Incorporating art history into the already rich disciplinary convergence of this collective volume, Ana-Maria Moubayed contributes on liturgy’s ever-decisive iconographic influence, exploring the sculptural programme of the west portal of Saint-Martin-de-Besse (France), which puts the sacraments of Penance and the Eucharist at the centre of its polysemic narratives, forming chiastic sequences. Focusing on the eschatological events relating to the fall of humanity and the history of redemption, the Besse portal presents a series of enigmatic figures from the Old and New Testaments, together with an early Christian figure, Saint Eustace. The series of sculpted narrative vignettes that form the west façade of Besse have multiple meanings. Centred on salvation through (re)conversion, where the liturgical sacraments of Penitence and the Eucharist are fundamental, these polysemic narratives form and enact four different chiastic exchanges that suggest the Garden of Eden, where time and space are in constant dialogue.

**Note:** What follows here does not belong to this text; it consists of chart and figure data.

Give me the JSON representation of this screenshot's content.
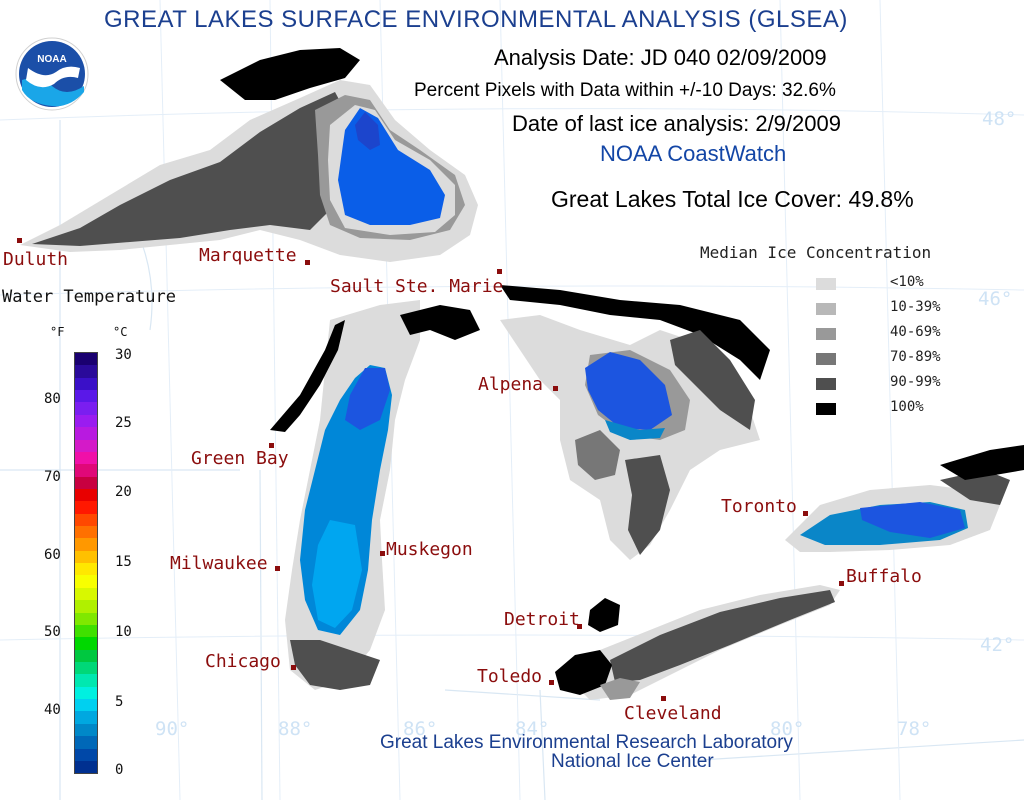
{
  "header": {
    "title": "GREAT LAKES SURFACE ENVIRONMENTAL ANALYSIS (GLSEA)",
    "analysis_date": "Analysis Date:  JD 040 02/09/2009",
    "percent_pixels": "Percent Pixels with Data within +/-10 Days:  32.6%",
    "last_ice": "Date of last ice analysis: 2/9/2009",
    "coastwatch": "NOAA CoastWatch",
    "total_ice": "Great Lakes Total Ice Cover:  49.8%"
  },
  "logo": {
    "text": "NOAA"
  },
  "footer": {
    "line1": "Great Lakes Environmental Research Laboratory",
    "line2": "National Ice Center"
  },
  "ice_legend": {
    "title": "Median Ice Concentration",
    "items": [
      {
        "label": "<10%",
        "color": "#dcdcdc"
      },
      {
        "label": "10-39%",
        "color": "#b8b8b8"
      },
      {
        "label": "40-69%",
        "color": "#999999"
      },
      {
        "label": "70-89%",
        "color": "#777777"
      },
      {
        "label": "90-99%",
        "color": "#4f4f4f"
      },
      {
        "label": "100%",
        "color": "#000000"
      }
    ]
  },
  "water_temp_scale": {
    "title": "Water Temperature",
    "f_unit": "°F",
    "c_unit": "°C",
    "f_ticks": [
      "80",
      "70",
      "60",
      "50",
      "40"
    ],
    "c_ticks": [
      "30",
      "25",
      "20",
      "15",
      "10",
      "5",
      "0"
    ],
    "colors": [
      "#1a0070",
      "#2a0a9a",
      "#3a10c8",
      "#5a18e8",
      "#7a1ef0",
      "#9a1cf0",
      "#b81ae0",
      "#d41ac8",
      "#f010a8",
      "#e00878",
      "#c80040",
      "#e80000",
      "#ff1800",
      "#ff4800",
      "#ff7000",
      "#ff9800",
      "#ffc000",
      "#ffe800",
      "#f8ff00",
      "#d8f800",
      "#b0f000",
      "#80e800",
      "#40e000",
      "#00d800",
      "#00c840",
      "#00d878",
      "#00e8b0",
      "#00f0e0",
      "#00d0f0",
      "#00a8e0",
      "#0088c8",
      "#0068b8",
      "#0048a8",
      "#003090"
    ]
  },
  "cities": [
    {
      "name": "Duluth"
    },
    {
      "name": "Marquette"
    },
    {
      "name": "Sault Ste. Marie"
    },
    {
      "name": "Green Bay"
    },
    {
      "name": "Alpena"
    },
    {
      "name": "Milwaukee"
    },
    {
      "name": "Muskegon"
    },
    {
      "name": "Chicago"
    },
    {
      "name": "Detroit"
    },
    {
      "name": "Toledo"
    },
    {
      "name": "Cleveland"
    },
    {
      "name": "Toronto"
    },
    {
      "name": "Buffalo"
    }
  ],
  "graticule": {
    "latitudes": [
      "48°",
      "46°",
      "42°"
    ],
    "longitudes": [
      "90°",
      "88°",
      "86°",
      "84°",
      "80°",
      "78°"
    ]
  },
  "colors": {
    "title_blue": "#1b3f8f",
    "coastwatch_blue": "#1346a6",
    "city_red": "#8b0d0d",
    "grid": "#cfe3f5"
  }
}
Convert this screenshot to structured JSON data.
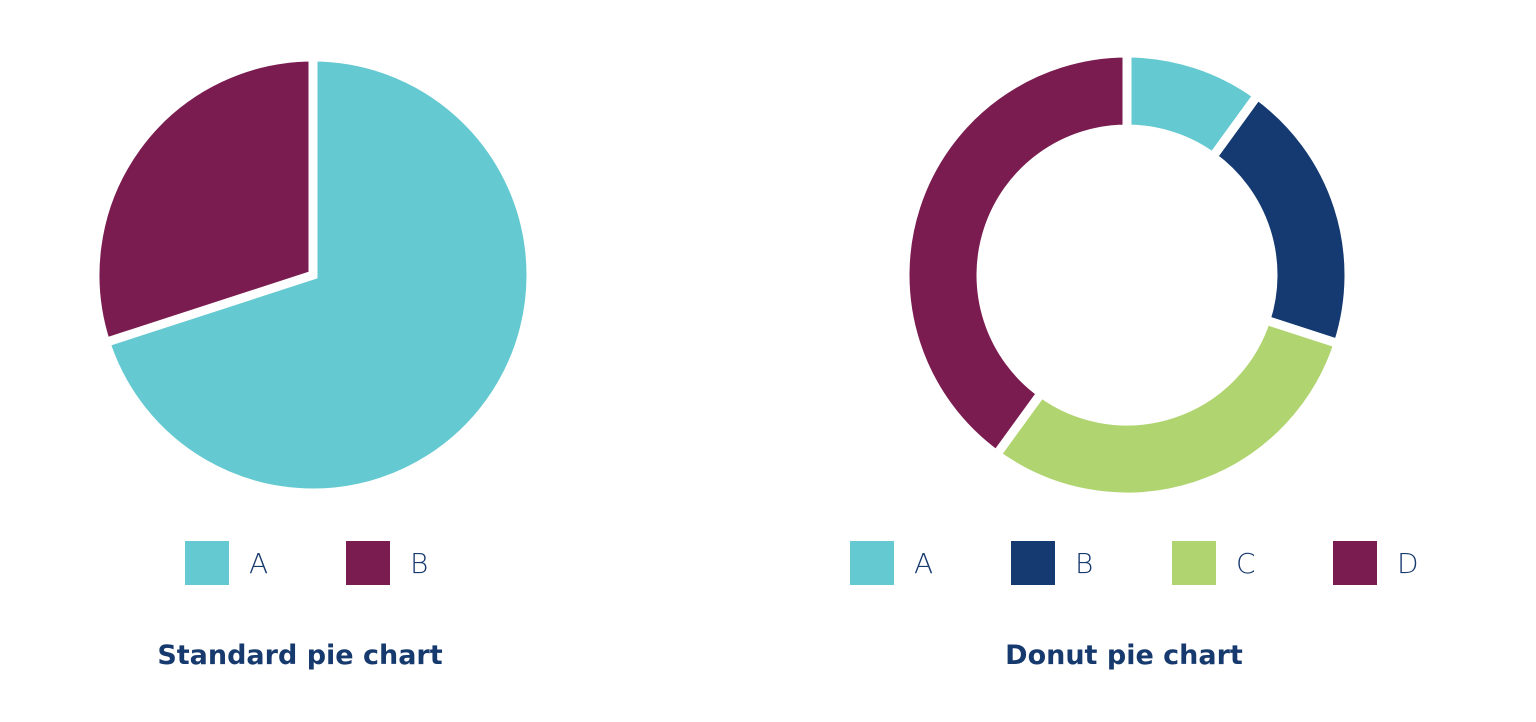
{
  "chart_data": [
    {
      "type": "pie",
      "title": "Standard pie chart",
      "categories": [
        "A",
        "B"
      ],
      "values": [
        70,
        30
      ],
      "colors": [
        "#64c9d0",
        "#7a1c50"
      ],
      "legend": "bottom"
    },
    {
      "type": "pie",
      "variant": "donut",
      "title": "Donut pie chart",
      "categories": [
        "A",
        "B",
        "C",
        "D"
      ],
      "values": [
        10,
        20,
        30,
        40
      ],
      "colors": [
        "#64c9d0",
        "#143a71",
        "#b0d46f",
        "#7a1c50"
      ],
      "legend": "bottom"
    }
  ],
  "style": {
    "text_color": "#173a6e",
    "background": "#ffffff"
  }
}
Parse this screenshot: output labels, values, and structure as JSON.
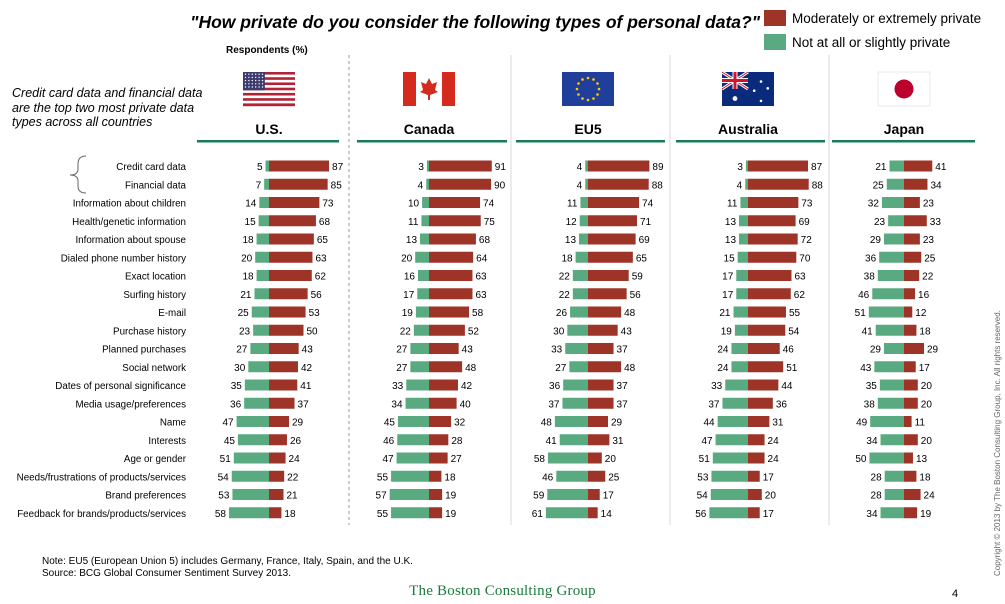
{
  "title": "\"How private do you consider the following types of personal data?\"",
  "respondents_label": "Respondents (%)",
  "callout": "Credit card data and financial data are the top two most private data types across all countries",
  "note": "Note: EU5 (European Union 5) includes Germany, France, Italy, Spain, and the U.K.",
  "source": "Source: BCG Global Consumer Sentiment Survey 2013.",
  "logo_text": "The Boston Consulting Group",
  "page_number": "4",
  "copyright": "Copyright © 2013 by The Boston Consulting Group, Inc. All rights reserved.",
  "colors": {
    "private": "#9e3327",
    "not_private": "#5aaa81",
    "header_rule": "#1a7a5a"
  },
  "flag_icons": [
    "us-flag-icon",
    "canada-flag-icon",
    "eu-flag-icon",
    "australia-flag-icon",
    "japan-flag-icon"
  ],
  "chart_data": {
    "type": "bar",
    "orientation": "horizontal",
    "stacking": "diverging",
    "legend_position": "top-right",
    "categories": [
      "Credit card data",
      "Financial data",
      "Information about children",
      "Health/genetic information",
      "Information about spouse",
      "Dialed phone number history",
      "Exact location",
      "Surfing history",
      "E-mail",
      "Purchase history",
      "Planned purchases",
      "Social network",
      "Dates of personal significance",
      "Media usage/preferences",
      "Name",
      "Interests",
      "Age or gender",
      "Needs/frustrations of products/services",
      "Brand preferences",
      "Feedback for brands/products/services"
    ],
    "series_names": [
      "Moderately or extremely private",
      "Not at all or slightly private"
    ],
    "panels": [
      {
        "name": "U.S.",
        "private": [
          87,
          85,
          73,
          68,
          65,
          63,
          62,
          56,
          53,
          50,
          43,
          42,
          41,
          37,
          29,
          26,
          24,
          22,
          21,
          18
        ],
        "not_private": [
          5,
          7,
          14,
          15,
          18,
          20,
          18,
          21,
          25,
          23,
          27,
          30,
          35,
          36,
          47,
          45,
          51,
          54,
          53,
          58
        ]
      },
      {
        "name": "Canada",
        "private": [
          91,
          90,
          74,
          75,
          68,
          64,
          63,
          63,
          58,
          52,
          43,
          48,
          42,
          40,
          32,
          28,
          27,
          18,
          19,
          19
        ],
        "not_private": [
          3,
          4,
          10,
          11,
          13,
          20,
          16,
          17,
          19,
          22,
          27,
          27,
          33,
          34,
          45,
          46,
          47,
          55,
          57,
          55
        ]
      },
      {
        "name": "EU5",
        "private": [
          89,
          88,
          74,
          71,
          69,
          65,
          59,
          56,
          48,
          43,
          37,
          48,
          37,
          37,
          29,
          31,
          20,
          25,
          17,
          14
        ],
        "not_private": [
          4,
          4,
          11,
          12,
          13,
          18,
          22,
          22,
          26,
          30,
          33,
          27,
          36,
          37,
          48,
          41,
          58,
          46,
          59,
          61
        ]
      },
      {
        "name": "Australia",
        "private": [
          87,
          88,
          73,
          69,
          72,
          70,
          63,
          62,
          55,
          54,
          46,
          51,
          44,
          36,
          31,
          24,
          24,
          17,
          20,
          17
        ],
        "not_private": [
          3,
          4,
          11,
          13,
          13,
          15,
          17,
          17,
          21,
          19,
          24,
          24,
          33,
          37,
          44,
          47,
          51,
          53,
          54,
          56
        ]
      },
      {
        "name": "Japan",
        "private": [
          41,
          34,
          23,
          33,
          23,
          25,
          22,
          16,
          12,
          18,
          29,
          17,
          20,
          20,
          11,
          20,
          13,
          18,
          24,
          19
        ],
        "not_private": [
          21,
          25,
          32,
          23,
          29,
          36,
          38,
          46,
          51,
          41,
          29,
          43,
          35,
          38,
          49,
          34,
          50,
          28,
          28,
          34
        ]
      }
    ]
  }
}
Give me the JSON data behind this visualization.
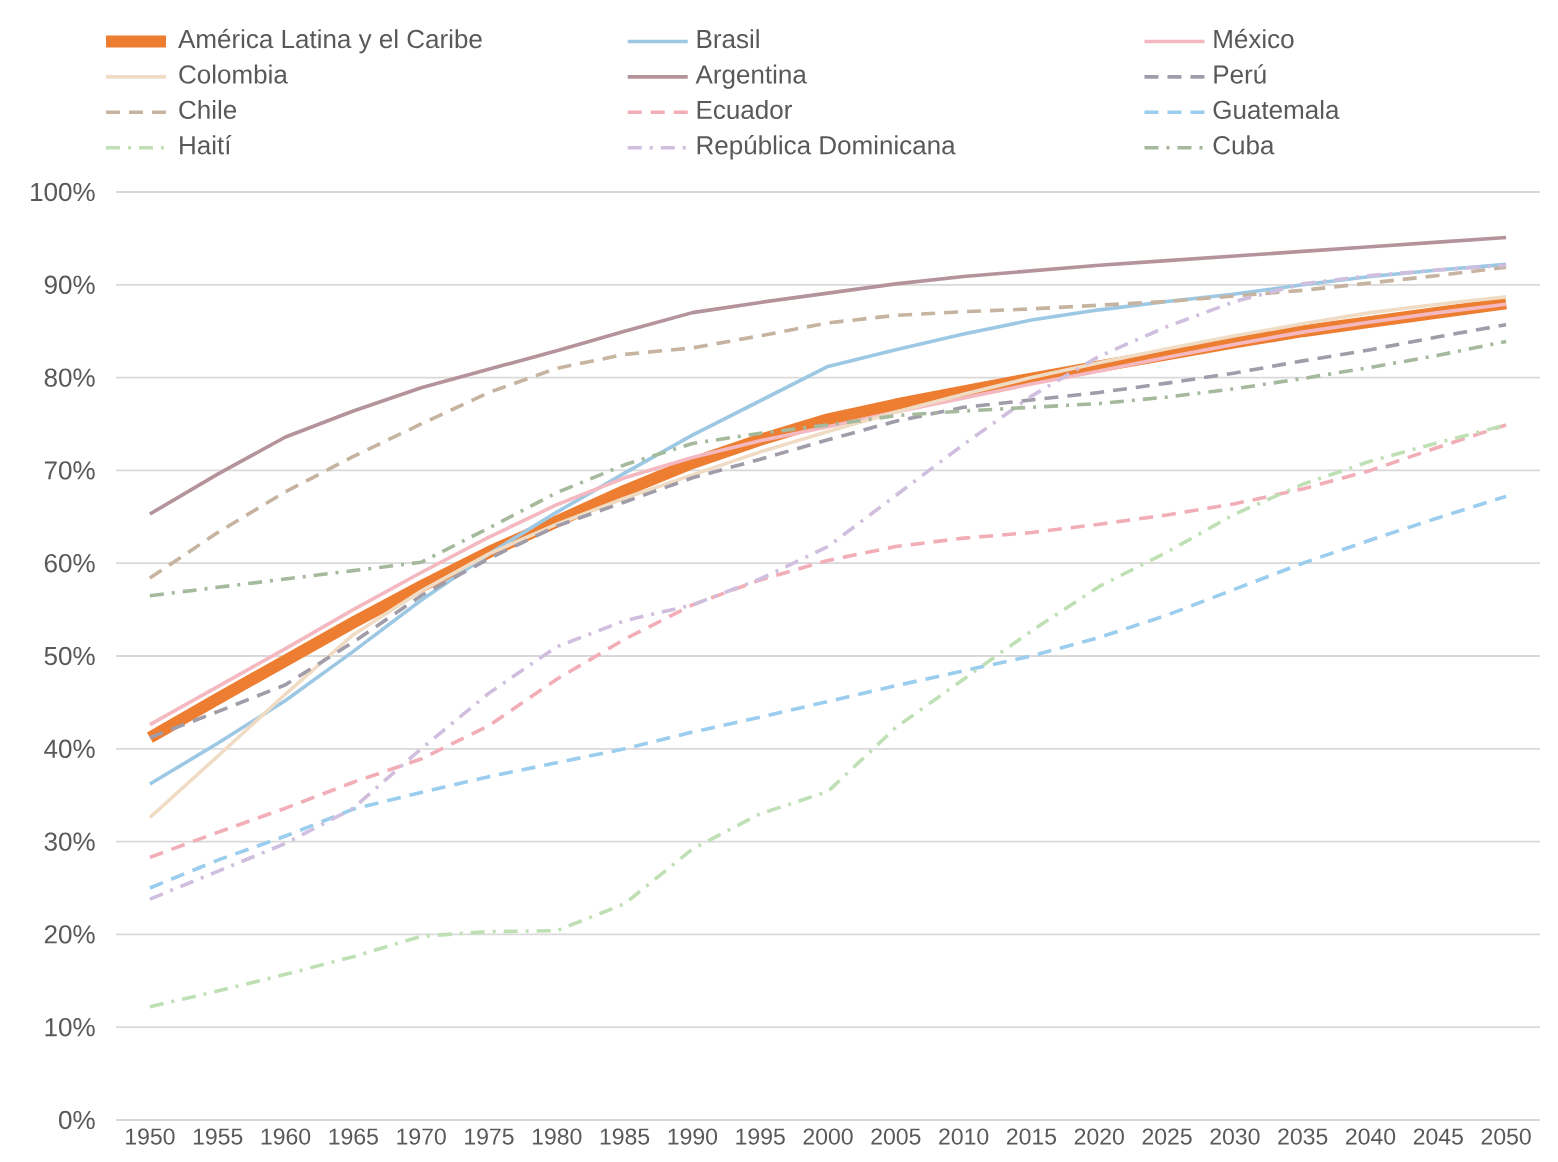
{
  "chart_data": {
    "type": "line",
    "categories": [
      "1950",
      "1955",
      "1960",
      "1965",
      "1970",
      "1975",
      "1980",
      "1985",
      "1990",
      "1995",
      "2000",
      "2005",
      "2010",
      "2015",
      "2020",
      "2025",
      "2030",
      "2035",
      "2040",
      "2045",
      "2050"
    ],
    "series": [
      {
        "name": "América Latina y el Caribe",
        "color": "#ED7D31",
        "line_style": "solid",
        "values": [
          41.2,
          45.4,
          49.5,
          53.6,
          57.5,
          61.2,
          64.5,
          67.8,
          70.8,
          73.3,
          75.5,
          77.1,
          78.5,
          79.9,
          81.2,
          82.5,
          83.8,
          85.0,
          86.0,
          87.0,
          88.0
        ]
      },
      {
        "name": "Brasil",
        "color": "#9DC8E4",
        "line_style": "solid",
        "values": [
          36.2,
          40.6,
          45.2,
          50.5,
          56.0,
          61.0,
          65.5,
          69.7,
          73.8,
          77.5,
          81.2,
          83.0,
          84.7,
          86.2,
          87.3,
          88.2,
          89.0,
          90.0,
          90.9,
          91.6,
          92.2
        ]
      },
      {
        "name": "México",
        "color": "#F4B8C0",
        "line_style": "solid",
        "values": [
          42.6,
          46.7,
          50.8,
          55.0,
          59.0,
          62.8,
          66.3,
          69.2,
          71.4,
          73.2,
          74.7,
          76.3,
          77.8,
          79.3,
          80.7,
          82.2,
          83.6,
          84.9,
          86.0,
          87.0,
          87.9
        ]
      },
      {
        "name": "Colombia",
        "color": "#F0DCC4",
        "line_style": "solid",
        "values": [
          32.6,
          39.2,
          45.9,
          52.3,
          57.0,
          61.0,
          64.2,
          67.0,
          69.5,
          72.0,
          74.2,
          76.3,
          78.2,
          80.0,
          81.6,
          83.1,
          84.5,
          85.8,
          87.0,
          87.9,
          88.7
        ]
      },
      {
        "name": "Argentina",
        "color": "#B4939B",
        "line_style": "solid",
        "values": [
          65.3,
          69.6,
          73.6,
          76.4,
          78.9,
          80.9,
          82.9,
          85.0,
          87.0,
          88.1,
          89.1,
          90.1,
          90.9,
          91.5,
          92.1,
          92.6,
          93.1,
          93.6,
          94.1,
          94.6,
          95.1
        ]
      },
      {
        "name": "Perú",
        "color": "#A19CAA",
        "line_style": "dashed",
        "values": [
          41.2,
          44.0,
          46.9,
          51.5,
          56.5,
          60.5,
          64.0,
          66.6,
          69.2,
          71.2,
          73.3,
          75.3,
          76.8,
          77.6,
          78.4,
          79.4,
          80.5,
          81.8,
          83.0,
          84.4,
          85.7
        ]
      },
      {
        "name": "Chile",
        "color": "#C6B4A0",
        "line_style": "dashed",
        "values": [
          58.4,
          63.3,
          67.7,
          71.5,
          75.0,
          78.4,
          81.0,
          82.5,
          83.2,
          84.5,
          85.9,
          86.7,
          87.1,
          87.4,
          87.8,
          88.2,
          88.8,
          89.4,
          90.2,
          91.0,
          91.9
        ]
      },
      {
        "name": "Ecuador",
        "color": "#F2AEB6",
        "line_style": "dashed",
        "values": [
          28.3,
          31.0,
          33.6,
          36.4,
          38.9,
          42.5,
          47.5,
          51.8,
          55.5,
          58.2,
          60.3,
          61.8,
          62.7,
          63.3,
          64.2,
          65.2,
          66.4,
          68.0,
          70.0,
          72.5,
          74.9
        ]
      },
      {
        "name": "Guatemala",
        "color": "#9ACDEE",
        "line_style": "dashed",
        "values": [
          25.0,
          28.0,
          30.6,
          33.5,
          35.3,
          37.0,
          38.5,
          40.0,
          41.8,
          43.4,
          45.1,
          46.8,
          48.4,
          50.0,
          52.0,
          54.4,
          57.2,
          60.0,
          62.5,
          64.9,
          67.2
        ]
      },
      {
        "name": "Haití",
        "color": "#BFE0B5",
        "line_style": "dashdot",
        "values": [
          12.2,
          13.9,
          15.7,
          17.6,
          19.8,
          20.3,
          20.4,
          23.3,
          29.2,
          33.0,
          35.4,
          42.3,
          47.5,
          52.7,
          57.5,
          61.2,
          65.3,
          68.5,
          71.0,
          73.0,
          74.9
        ]
      },
      {
        "name": "República Dominicana",
        "color": "#D0BEDF",
        "line_style": "dashdot",
        "values": [
          23.8,
          26.8,
          29.8,
          33.6,
          40.0,
          46.0,
          51.0,
          53.8,
          55.5,
          58.3,
          61.8,
          67.3,
          72.8,
          78.0,
          82.3,
          85.5,
          88.2,
          90.1,
          91.0,
          91.6,
          92.1
        ]
      },
      {
        "name": "Cuba",
        "color": "#A5B99C",
        "line_style": "dashdot",
        "values": [
          56.5,
          57.4,
          58.3,
          59.2,
          60.1,
          63.8,
          67.6,
          70.6,
          72.9,
          74.0,
          74.9,
          75.9,
          76.4,
          76.8,
          77.2,
          77.9,
          78.8,
          79.9,
          81.1,
          82.4,
          83.9
        ]
      }
    ],
    "ylim": [
      0,
      100
    ],
    "yticks": [
      {
        "value": 0,
        "label": "0%"
      },
      {
        "value": 10,
        "label": "10%"
      },
      {
        "value": 20,
        "label": "20%"
      },
      {
        "value": 30,
        "label": "30%"
      },
      {
        "value": 40,
        "label": "40%"
      },
      {
        "value": 50,
        "label": "50%"
      },
      {
        "value": 60,
        "label": "60%"
      },
      {
        "value": 70,
        "label": "70%"
      },
      {
        "value": 80,
        "label": "80%"
      },
      {
        "value": 90,
        "label": "90%"
      },
      {
        "value": 100,
        "label": "100%"
      }
    ],
    "grid": "y",
    "legend": "top"
  }
}
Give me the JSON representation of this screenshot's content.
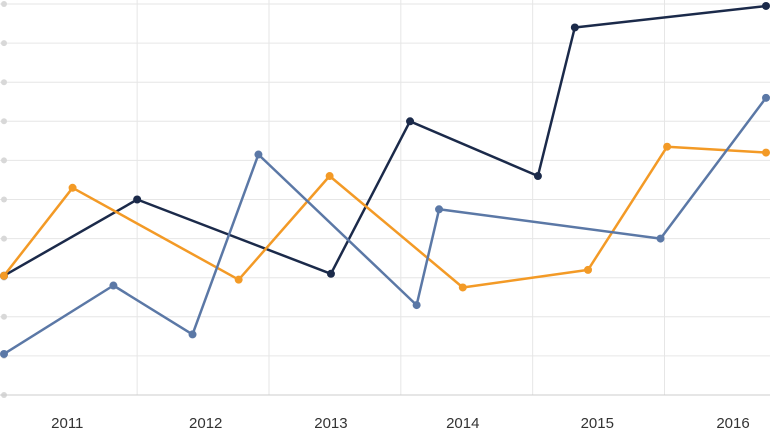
{
  "chart_data": {
    "type": "line",
    "categories": [
      "2011",
      "2012",
      "2013",
      "2014",
      "2015",
      "2016"
    ],
    "x": [
      2010.4,
      2010.95,
      2011.6,
      2012.3,
      2012.95,
      2013.5,
      2014.15,
      2014.9,
      2015.55,
      2016.2
    ],
    "ylim": [
      0,
      10
    ],
    "grid": true,
    "series": [
      {
        "color": "#1b2a4a",
        "points": [
          [
            2010.42,
            3.05
          ],
          [
            2011.43,
            5.0
          ],
          [
            2012.9,
            3.1
          ],
          [
            2013.5,
            7.0
          ],
          [
            2014.47,
            5.6
          ],
          [
            2014.75,
            9.4
          ],
          [
            2016.2,
            9.95
          ]
        ]
      },
      {
        "color": "#f39a26",
        "points": [
          [
            2010.42,
            3.05
          ],
          [
            2010.94,
            5.3
          ],
          [
            2012.2,
            2.95
          ],
          [
            2012.89,
            5.6
          ],
          [
            2013.9,
            2.75
          ],
          [
            2014.85,
            3.2
          ],
          [
            2015.45,
            6.35
          ],
          [
            2016.2,
            6.2
          ]
        ]
      },
      {
        "color": "#5b78a6",
        "points": [
          [
            2010.42,
            1.05
          ],
          [
            2011.25,
            2.8
          ],
          [
            2011.85,
            1.55
          ],
          [
            2012.35,
            6.15
          ],
          [
            2013.55,
            2.3
          ],
          [
            2013.72,
            4.75
          ],
          [
            2015.4,
            4.0
          ],
          [
            2016.2,
            7.6
          ]
        ]
      }
    ]
  }
}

Altogether, the ten contributions to this volume are set within the common concept of liturgy, examining its different aspects in space, spiritual, politics and the material world. The rich diversity of all these approaches makes clear the need for a multidisciplinary analysis in order to properly understand liturgy. Belonging at first glance to the field of spiritual ceremonies, it is also necessary to link liturgy to ritual studies, given that liturgical ceremonies are something more than pure scenography to be admired. Rather, they represent spiritual rites, the comprehension of which demands an attentive evaluation of both their content and their forms. Those who attend these liturgical events do not behave as mere passive spectators of a theatrical performance, but as active participants in a rite that involves a transformation of reality in one way or another. The political dimension does not emerge as something artificially juxtaposed, but as a clear manifestation of the medieval attachment to rituals and symbols. At the same time, they are enriched by—and enrich—everything that surrounds them, from their material environment to clothing and iconographies. Each one of the articles in this volume focuses on one of these manifestations of liturgy, but they can be read as a unified whole, by emphasising the interaction between all the elements at play in the proper development of the theory and practice of the rich medieval ceremonial.